American brain coach Jim Kwik refers to this as digital dementia and an overall mental apocalypse, while others speak of the attention economy. Both raise important questions about whether technology is a tool used by humans, or if humans have become the tool that technology is using. Former Google design ethicist Tristan Harris came up with the phrase: if you’re not paying for the product, you are the product. If you are not paying for the technology you are using, the technology might be using you.
Technological advances and work
Technological advances are counter to rhythmic time, which is the overall pace of life set out by nature’s cycles that cannot be altered by humans. Research carried out by HR company HRLocker in 2021 showed that over half of full-time workers in Ireland are experiencing burnout. In 2022, research from Workhuman found that three in 10 employees in Ireland reported being burnt out "very often" or "always", while twice that number said they experienced stress "a lot" during the previous day.
Technology and the pursuit of productivity raises questions about the pace of knowledge work, which means work that adds value to knowledge using the human brain. Prof Cal Newport playfully suggests you are a knowledge worker if you get annoyed with how much time you spend with emails or if you have mixed feelings about Zoom.
Digital tools such as email, Zoom and smartphones have increased the amount of work we do and where we do it. Workers are left fighting an internal battle of where professional and personal lives begin and end that is exhausting. Digital tools have also expanded the amount of time we spend talking about work.
Newport notes that this has allowed work to become more performative. When it is difficult to physically measure outputs, as it is with knowledge work, then activity and being busy become substitutions for productivity measurement. Visible activity is how productivity is demonstrated.

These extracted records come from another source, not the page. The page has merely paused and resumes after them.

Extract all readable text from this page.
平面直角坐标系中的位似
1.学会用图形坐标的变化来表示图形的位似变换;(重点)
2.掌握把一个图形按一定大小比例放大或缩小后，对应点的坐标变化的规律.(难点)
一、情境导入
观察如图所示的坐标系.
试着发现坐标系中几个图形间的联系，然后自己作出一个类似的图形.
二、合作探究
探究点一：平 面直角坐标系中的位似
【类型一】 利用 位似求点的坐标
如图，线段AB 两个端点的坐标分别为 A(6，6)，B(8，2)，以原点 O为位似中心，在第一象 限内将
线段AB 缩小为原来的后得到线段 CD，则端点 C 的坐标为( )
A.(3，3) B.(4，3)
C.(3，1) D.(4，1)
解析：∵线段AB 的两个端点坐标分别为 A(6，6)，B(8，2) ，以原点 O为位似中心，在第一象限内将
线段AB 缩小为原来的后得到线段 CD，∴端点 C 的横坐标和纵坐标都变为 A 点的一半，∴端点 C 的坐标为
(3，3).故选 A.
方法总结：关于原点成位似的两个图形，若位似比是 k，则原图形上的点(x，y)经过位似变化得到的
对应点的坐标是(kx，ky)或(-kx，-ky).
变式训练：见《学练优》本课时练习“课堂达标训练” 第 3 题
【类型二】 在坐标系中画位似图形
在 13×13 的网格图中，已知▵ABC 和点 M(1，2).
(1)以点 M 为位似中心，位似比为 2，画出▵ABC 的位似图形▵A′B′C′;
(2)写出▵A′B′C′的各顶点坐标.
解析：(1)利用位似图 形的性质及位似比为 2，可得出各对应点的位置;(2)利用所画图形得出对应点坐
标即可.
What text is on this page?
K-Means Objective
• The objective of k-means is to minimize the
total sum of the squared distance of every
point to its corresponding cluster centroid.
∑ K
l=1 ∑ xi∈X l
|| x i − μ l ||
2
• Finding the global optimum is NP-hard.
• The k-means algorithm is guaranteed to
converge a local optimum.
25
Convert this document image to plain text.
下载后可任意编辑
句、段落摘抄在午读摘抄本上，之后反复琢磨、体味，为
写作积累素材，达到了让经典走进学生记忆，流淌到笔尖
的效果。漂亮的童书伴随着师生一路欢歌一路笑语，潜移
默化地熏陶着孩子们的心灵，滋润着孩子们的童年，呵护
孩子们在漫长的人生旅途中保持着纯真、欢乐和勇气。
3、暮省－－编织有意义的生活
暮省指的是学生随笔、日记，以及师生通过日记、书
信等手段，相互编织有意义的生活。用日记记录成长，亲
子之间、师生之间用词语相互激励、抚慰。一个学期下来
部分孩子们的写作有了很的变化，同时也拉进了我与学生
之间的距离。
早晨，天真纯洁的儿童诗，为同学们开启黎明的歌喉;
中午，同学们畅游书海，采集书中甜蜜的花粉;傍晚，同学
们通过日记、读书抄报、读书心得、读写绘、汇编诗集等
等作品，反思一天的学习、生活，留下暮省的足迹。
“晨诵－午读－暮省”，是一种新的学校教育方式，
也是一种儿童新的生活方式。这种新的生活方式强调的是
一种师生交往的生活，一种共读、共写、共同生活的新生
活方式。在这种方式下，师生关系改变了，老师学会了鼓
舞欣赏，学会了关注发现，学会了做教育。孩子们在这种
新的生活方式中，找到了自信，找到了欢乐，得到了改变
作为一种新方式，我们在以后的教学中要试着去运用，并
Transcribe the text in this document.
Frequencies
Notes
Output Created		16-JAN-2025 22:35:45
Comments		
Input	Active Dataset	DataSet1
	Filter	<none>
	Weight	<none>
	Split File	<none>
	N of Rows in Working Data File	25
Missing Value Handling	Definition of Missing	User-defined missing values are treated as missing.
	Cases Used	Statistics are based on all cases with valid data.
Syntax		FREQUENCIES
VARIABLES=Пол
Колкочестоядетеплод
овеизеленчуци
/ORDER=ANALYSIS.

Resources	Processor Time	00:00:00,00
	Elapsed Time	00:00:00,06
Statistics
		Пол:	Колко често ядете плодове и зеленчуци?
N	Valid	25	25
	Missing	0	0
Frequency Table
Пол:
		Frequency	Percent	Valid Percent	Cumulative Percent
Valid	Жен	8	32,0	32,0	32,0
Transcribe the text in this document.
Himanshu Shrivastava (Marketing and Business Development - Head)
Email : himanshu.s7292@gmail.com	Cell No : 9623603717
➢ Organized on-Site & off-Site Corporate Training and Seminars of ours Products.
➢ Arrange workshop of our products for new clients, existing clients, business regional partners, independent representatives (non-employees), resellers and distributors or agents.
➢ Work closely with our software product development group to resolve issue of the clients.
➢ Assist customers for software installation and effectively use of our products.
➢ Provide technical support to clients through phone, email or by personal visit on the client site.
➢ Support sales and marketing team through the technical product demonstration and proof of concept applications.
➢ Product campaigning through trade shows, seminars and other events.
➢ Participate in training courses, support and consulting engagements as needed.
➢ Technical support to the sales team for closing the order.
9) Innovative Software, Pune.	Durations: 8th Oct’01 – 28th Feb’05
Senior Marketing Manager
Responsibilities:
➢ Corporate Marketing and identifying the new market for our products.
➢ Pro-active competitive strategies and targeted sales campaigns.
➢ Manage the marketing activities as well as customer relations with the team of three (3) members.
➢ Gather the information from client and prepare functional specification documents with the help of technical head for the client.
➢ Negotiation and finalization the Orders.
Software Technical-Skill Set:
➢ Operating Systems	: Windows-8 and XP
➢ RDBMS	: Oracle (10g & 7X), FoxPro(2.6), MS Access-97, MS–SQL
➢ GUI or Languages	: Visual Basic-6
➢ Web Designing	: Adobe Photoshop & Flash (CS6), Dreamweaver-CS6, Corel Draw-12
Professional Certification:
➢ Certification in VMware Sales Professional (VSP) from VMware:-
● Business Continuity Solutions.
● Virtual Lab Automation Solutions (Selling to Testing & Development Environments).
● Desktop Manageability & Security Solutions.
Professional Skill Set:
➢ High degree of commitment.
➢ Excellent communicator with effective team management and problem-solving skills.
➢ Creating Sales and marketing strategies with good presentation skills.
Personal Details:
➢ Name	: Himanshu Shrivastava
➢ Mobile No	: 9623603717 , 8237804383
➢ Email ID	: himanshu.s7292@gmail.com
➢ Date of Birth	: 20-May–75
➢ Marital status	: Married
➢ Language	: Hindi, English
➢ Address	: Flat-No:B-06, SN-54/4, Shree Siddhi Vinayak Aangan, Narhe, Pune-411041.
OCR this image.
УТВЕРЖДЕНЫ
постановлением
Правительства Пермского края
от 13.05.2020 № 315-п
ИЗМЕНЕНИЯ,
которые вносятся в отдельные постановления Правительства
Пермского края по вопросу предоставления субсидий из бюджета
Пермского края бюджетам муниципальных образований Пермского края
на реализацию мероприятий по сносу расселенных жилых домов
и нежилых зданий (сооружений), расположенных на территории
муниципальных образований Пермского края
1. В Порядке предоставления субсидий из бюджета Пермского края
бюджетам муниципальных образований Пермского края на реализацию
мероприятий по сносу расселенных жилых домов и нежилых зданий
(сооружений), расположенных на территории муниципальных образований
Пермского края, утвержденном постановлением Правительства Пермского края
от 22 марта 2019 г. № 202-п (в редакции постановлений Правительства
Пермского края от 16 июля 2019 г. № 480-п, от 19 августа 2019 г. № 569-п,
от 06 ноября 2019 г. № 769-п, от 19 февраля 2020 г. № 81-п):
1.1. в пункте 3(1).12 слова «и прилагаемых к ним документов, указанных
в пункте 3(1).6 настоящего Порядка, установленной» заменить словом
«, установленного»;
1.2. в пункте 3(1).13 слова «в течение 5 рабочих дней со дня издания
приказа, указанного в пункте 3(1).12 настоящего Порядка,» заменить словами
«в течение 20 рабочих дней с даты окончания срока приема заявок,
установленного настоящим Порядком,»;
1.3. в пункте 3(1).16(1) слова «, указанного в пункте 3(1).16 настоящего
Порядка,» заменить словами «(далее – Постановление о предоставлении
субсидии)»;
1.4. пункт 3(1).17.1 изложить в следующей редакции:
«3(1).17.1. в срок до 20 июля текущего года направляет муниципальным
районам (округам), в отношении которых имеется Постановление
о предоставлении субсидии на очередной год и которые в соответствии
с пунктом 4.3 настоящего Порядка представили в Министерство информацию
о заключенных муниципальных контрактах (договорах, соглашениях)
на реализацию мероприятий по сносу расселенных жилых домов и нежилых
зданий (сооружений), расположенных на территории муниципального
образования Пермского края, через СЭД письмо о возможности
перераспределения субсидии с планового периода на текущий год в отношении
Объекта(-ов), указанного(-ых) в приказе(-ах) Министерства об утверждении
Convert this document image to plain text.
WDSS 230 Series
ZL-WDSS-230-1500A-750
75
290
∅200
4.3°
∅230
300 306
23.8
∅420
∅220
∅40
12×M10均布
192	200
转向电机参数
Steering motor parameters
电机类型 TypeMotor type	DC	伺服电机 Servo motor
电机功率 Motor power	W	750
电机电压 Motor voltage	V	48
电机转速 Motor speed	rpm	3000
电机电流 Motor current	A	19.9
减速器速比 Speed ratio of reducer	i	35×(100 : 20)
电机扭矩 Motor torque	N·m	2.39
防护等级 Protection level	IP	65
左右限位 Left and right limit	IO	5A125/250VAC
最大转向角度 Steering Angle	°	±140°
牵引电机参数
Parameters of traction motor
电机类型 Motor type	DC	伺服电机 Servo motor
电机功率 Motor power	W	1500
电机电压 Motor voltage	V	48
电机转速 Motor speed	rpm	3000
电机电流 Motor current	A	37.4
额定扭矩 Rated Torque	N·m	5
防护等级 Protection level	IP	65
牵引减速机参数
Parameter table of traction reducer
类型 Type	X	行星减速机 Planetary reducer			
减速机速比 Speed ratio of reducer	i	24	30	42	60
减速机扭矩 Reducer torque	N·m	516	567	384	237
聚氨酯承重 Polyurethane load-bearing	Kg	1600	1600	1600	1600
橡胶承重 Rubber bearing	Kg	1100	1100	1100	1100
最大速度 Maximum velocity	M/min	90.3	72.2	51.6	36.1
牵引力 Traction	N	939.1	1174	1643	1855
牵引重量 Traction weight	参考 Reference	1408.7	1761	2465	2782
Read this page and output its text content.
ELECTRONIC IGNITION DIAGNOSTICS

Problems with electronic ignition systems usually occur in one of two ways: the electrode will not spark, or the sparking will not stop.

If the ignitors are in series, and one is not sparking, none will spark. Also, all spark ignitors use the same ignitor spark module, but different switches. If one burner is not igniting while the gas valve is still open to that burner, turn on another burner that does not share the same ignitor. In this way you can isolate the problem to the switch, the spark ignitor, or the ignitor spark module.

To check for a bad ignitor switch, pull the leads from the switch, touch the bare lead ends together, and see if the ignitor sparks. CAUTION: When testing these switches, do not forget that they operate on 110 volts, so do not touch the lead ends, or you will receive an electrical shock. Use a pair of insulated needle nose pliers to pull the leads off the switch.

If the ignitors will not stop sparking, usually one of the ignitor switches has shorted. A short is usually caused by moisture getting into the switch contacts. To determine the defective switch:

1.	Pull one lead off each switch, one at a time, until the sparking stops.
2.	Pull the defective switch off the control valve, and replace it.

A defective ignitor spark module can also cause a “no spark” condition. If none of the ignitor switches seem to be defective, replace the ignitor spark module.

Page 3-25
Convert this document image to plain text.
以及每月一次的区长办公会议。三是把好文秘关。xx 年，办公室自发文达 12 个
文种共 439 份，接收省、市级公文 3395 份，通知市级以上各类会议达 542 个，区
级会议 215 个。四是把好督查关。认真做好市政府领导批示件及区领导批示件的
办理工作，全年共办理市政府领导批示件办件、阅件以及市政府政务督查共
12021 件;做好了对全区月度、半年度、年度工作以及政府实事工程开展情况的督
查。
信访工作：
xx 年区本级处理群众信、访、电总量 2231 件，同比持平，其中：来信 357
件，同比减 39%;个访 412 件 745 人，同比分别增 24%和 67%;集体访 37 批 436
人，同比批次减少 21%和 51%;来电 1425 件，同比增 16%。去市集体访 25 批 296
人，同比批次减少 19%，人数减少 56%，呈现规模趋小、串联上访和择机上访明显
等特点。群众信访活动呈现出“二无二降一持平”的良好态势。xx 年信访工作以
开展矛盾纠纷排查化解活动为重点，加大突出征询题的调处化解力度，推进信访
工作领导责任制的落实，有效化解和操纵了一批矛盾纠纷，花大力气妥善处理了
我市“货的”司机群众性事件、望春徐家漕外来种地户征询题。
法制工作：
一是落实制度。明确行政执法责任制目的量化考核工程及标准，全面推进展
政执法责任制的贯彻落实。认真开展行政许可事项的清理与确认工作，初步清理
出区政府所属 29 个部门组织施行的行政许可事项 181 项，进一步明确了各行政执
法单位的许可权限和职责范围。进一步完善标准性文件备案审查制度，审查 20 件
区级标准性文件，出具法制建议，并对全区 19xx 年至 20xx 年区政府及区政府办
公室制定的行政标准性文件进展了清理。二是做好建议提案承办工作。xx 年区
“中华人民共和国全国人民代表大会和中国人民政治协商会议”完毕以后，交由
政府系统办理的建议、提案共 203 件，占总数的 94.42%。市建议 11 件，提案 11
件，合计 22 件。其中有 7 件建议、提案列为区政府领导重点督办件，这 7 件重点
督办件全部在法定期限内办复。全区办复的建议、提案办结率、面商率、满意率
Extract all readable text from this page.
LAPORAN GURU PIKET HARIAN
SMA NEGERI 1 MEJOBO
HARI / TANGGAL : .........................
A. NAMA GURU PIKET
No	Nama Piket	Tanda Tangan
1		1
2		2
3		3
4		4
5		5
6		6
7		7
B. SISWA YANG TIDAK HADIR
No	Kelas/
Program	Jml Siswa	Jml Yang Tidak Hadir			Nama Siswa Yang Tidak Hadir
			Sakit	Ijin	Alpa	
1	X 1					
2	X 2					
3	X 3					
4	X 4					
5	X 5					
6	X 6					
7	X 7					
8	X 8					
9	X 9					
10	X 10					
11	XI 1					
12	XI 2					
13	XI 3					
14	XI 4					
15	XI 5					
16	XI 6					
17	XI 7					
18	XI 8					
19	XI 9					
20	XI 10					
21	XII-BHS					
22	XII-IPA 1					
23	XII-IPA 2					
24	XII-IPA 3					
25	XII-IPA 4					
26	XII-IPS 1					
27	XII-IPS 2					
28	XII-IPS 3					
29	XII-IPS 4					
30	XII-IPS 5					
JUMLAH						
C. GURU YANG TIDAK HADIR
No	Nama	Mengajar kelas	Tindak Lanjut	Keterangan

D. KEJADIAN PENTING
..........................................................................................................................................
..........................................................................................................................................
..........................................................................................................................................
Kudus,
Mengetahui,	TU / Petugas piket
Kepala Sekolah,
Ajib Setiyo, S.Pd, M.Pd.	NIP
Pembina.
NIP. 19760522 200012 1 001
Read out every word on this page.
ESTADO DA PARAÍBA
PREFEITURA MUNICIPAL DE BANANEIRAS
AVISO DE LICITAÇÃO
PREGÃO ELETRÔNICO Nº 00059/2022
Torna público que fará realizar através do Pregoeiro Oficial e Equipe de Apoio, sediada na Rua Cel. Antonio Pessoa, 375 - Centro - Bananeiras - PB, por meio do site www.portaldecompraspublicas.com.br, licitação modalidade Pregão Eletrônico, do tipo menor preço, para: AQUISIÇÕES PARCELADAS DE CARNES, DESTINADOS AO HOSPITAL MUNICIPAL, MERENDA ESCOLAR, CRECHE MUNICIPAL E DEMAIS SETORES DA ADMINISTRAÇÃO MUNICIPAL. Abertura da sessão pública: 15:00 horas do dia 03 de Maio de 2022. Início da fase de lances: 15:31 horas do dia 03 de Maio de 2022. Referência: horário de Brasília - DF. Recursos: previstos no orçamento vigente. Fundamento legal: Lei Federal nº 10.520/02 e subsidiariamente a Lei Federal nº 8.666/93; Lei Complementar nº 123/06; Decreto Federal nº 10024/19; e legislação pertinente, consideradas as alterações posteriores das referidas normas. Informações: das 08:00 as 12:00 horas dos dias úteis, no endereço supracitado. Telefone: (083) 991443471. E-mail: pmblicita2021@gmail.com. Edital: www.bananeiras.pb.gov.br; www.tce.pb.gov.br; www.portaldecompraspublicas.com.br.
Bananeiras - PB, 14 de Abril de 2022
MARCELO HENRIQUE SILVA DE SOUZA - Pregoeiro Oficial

The speed of activity is important too. This notion of productivity, or what Newport calls pseudo-productivity, is the core problem with knowledge work. The human mind is not designed to work at a steady intensity all year round.
Storoni also notes this when describing power law patterns. She describes these power laws as our innate patterns of work and rest; a blueprint that compels us to work and behave in bursts. These patterns are aligned with rhythmic patterns. Marie Curie, Charles Darwin, Albert Einstein and Sigmund Freud worked in rhythmic bursts with power law undertones.
3 useful tips for the workplace
Newport advocates for slow productivity in his books Digital Minimalism and Slow Productivity and suggests three areas to address to achieve this which can be applied to different people in different workplaces, using adaptations if necessary. These three steps, Newport promises, will make your day drastically better.
Do fewer things
Most of us have so much on our plate that it works against creativity and criticality. When we do fewer things, it creates breathing room and facilitates reflection, quality and pace. Paul Jarvis, in his book Company of One, offers similar advice for success in the workplace. Instead of scaling up, he recommends going deeper into your current work. This allows you to work less and produce more at a higher quality.
Work at a natural pace
Create downcycles that mimic innate power law patterns. Strive to make one day a week quieter than the others by not scheduling meetings for that day. Once a quarter, consider taking the afternoon off, if this is an option. If you use social media professionally, Newport recommends using it like a professional. Access it through a browser on your computer and have a schedule for when you use it.
Focus on quality
Allow good enough to win out over perfectionism. Constraints such as time facilitate this. Make something as good as it can be within a certain amount of time.